Anton Waldt :: Auf die Zwölf

Die geniale Berghain-Kolumne als Buch – Airen hat sie gelesen

Morgens um früh im Berghain: Typ schnappt sich nichtsahnend den aktuellen Berghainflyer, blättert, lacht, kreischt hysterisch. Und allen drumrum ist klar: Der Typ hat gerade Auf die Zwölf entdeckt, die schräge Kolumne zwischen Wochenend-Programm und DJ-Interview. „Tom übergibt sich turboschnell, Tom pisst sich ein bisschen in die Hose, Tom beschließt zu rennen.“ So geht das.
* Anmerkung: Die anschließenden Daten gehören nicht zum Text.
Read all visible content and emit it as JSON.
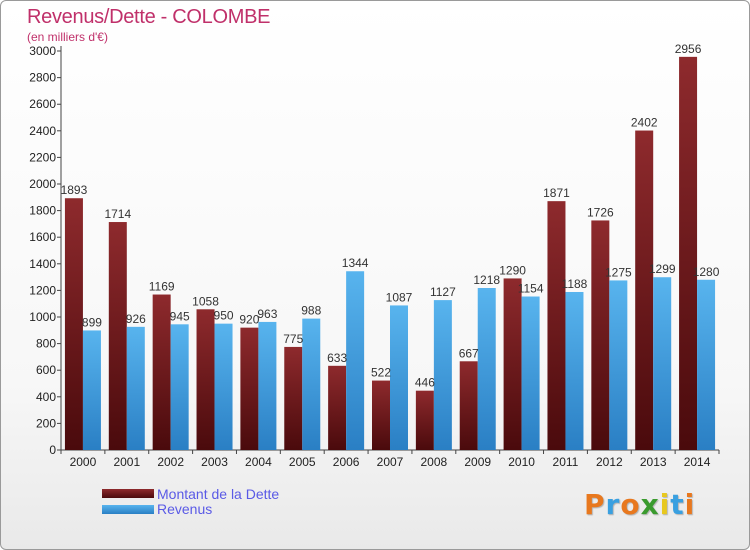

Seit dem Opening des Berghains 2004 schickte TokTok-Member und de:bug-Chef Anton Waldt seinen Anti-Helden Tom jeden Monat auf eine dreckige Reise an die Antipoden des Geschmacks.

Tom ist ein dauergeiler, schmerzfreier Prolet, ein politoxikomaner, bisexueller Grenzgänger, ein aufgeputschter Raver außer Kontrolle, der alle gesellschaftlich geächteten Eigenschaften auf sich vereint. Aber mit intellektuellem Vokabular, Alter! Schließlich hat Tom schon ein paar Jahre auf dem Buckel. Bereits 1998 wurde er in der Toilette des WMF geboren, für eine einjährige Kolumne im Berliner Partysan. Jetzt ist eine Auswahl dieser Kurzgeschichten erschienen: Auf die Zwölf. Story für Story zieht einen das Buch in den rasenden Strudel seiner überdrehten Tourette-Lyrik: Pissen, Poppers, Penis. Sack, Sperma, Ständer. Kotzen, Kitzler, Ketamin: Anton Waldt schafft es, fünf Reizwörter in einen Vierwortesatz zu packen.
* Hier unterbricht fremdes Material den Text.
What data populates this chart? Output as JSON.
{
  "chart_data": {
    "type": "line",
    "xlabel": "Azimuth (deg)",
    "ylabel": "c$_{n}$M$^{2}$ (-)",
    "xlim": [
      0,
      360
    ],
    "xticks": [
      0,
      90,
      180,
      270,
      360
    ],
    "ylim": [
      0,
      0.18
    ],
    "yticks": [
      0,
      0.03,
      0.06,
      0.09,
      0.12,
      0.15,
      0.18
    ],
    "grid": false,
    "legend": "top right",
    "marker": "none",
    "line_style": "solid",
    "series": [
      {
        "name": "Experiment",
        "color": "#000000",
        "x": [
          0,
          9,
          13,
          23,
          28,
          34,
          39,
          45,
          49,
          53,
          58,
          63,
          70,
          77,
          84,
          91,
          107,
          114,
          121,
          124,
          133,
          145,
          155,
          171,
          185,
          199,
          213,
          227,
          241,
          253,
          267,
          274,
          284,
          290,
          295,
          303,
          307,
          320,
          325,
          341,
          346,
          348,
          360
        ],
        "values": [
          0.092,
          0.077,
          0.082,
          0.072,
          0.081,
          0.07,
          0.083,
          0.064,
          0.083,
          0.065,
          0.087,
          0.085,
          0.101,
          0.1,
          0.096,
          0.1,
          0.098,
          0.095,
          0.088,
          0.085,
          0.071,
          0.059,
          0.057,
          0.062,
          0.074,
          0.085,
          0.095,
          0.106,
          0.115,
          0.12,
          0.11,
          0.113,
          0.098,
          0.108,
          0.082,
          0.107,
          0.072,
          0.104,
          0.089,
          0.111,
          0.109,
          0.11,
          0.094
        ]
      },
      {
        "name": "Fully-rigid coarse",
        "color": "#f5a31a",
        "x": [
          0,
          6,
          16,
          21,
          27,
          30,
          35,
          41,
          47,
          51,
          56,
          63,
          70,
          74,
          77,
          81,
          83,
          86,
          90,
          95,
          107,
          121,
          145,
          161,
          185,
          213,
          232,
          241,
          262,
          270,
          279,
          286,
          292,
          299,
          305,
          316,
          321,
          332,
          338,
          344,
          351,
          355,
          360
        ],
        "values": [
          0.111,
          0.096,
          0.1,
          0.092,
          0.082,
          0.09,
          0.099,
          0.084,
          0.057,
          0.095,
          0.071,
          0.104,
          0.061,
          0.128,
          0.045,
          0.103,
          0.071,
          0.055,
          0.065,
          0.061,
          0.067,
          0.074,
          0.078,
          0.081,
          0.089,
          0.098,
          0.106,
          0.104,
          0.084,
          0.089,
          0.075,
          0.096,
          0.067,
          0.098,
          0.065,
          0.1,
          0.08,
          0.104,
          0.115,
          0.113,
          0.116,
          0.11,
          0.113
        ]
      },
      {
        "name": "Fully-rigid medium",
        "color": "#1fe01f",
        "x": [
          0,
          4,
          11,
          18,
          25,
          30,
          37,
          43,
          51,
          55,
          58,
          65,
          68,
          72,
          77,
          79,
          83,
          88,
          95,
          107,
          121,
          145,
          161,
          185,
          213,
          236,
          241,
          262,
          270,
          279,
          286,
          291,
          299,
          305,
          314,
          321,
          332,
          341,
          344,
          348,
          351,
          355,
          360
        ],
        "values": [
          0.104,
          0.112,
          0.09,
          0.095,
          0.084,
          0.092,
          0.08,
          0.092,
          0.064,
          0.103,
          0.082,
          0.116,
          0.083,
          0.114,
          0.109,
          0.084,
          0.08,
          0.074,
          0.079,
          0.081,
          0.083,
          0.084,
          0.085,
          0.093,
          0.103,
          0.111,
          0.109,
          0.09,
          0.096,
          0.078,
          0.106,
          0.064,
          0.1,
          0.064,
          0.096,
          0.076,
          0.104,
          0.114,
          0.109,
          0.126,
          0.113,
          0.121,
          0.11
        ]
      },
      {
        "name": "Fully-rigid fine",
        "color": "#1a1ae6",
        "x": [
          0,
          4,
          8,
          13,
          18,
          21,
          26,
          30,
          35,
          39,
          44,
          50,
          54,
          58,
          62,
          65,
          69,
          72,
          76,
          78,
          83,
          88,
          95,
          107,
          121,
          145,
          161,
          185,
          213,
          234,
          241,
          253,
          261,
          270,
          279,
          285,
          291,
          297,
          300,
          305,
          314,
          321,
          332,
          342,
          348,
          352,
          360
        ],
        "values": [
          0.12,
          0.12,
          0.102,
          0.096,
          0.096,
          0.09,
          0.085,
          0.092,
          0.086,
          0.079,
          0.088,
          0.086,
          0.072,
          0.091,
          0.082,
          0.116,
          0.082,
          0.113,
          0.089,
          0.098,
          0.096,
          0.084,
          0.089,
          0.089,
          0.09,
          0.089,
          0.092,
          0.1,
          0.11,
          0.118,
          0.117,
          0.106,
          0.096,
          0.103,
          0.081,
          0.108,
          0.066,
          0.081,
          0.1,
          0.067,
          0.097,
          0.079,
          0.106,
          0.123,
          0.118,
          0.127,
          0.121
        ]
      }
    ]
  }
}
Warum das immer wieder reinhaut? Weil Tom redet wie wir, wenn wir schon ein paar Jägermeister und Teile intus haben: „Das Loblied des Beats, der den Arsch weghaut und dich geil macht, wenn er in den Magen fährt … Scheiße! Ich liege auf Knien und bete den Subwoofer an! Ich verharre in demütigem Hüftschwung und bete den Spiegel und die Scheckkarte an!“ Überdrehter Proll-Sound ist das, Berliner Techno-Duktus, super-flüssiger Slang-Style. Eben: Dem Feiervolk aufs Maul geschaut. Ein Techno-Buch für die pervertierte Minderheit.

Strikt drogenverherrlichend, hart überzeichnet und super-pointiert. Und durchaus der Reflexion fähig: „Ich bin nun mal ein schweinischer Charakter, was soll ich sagen?“ stellt Tom in einem Kapitel fest und grabscht einer Krankenschwester an den Arsch. Nun bleibt die Frage: Funktioniert das auch als Buch? Als Partysan-Leser und Berghain-Stammgast wurde man mit dem Zeug immer schön an der kurzen Leine gehalten: Immer nur einen Text pro Monat. Aber es geht. Denn das Tom-Universum ist groß, es reicht weit über den Dancefloor hinaus.

Der Leser lernt: Drogen kann man auch an der Uni, in der U2, am Grenzübergang oder im Büroklo missbrauchen. Und Tom ist nicht allein: Captain Subtext macht Party mit Koks und Schlampen in Toms Hypothalamus, Käferkumpel sabbert fies am Schnapsmüsli und Kotzefresser-Lars von der Sonderschule nebenan hat Acid dabei. Ich muss zugeben: Beim zweiten Lesen stellt sich ein Sättigungseffekt ein. Aber wer liest ein Buch schon zwei Mal? Tom bestimmt nicht.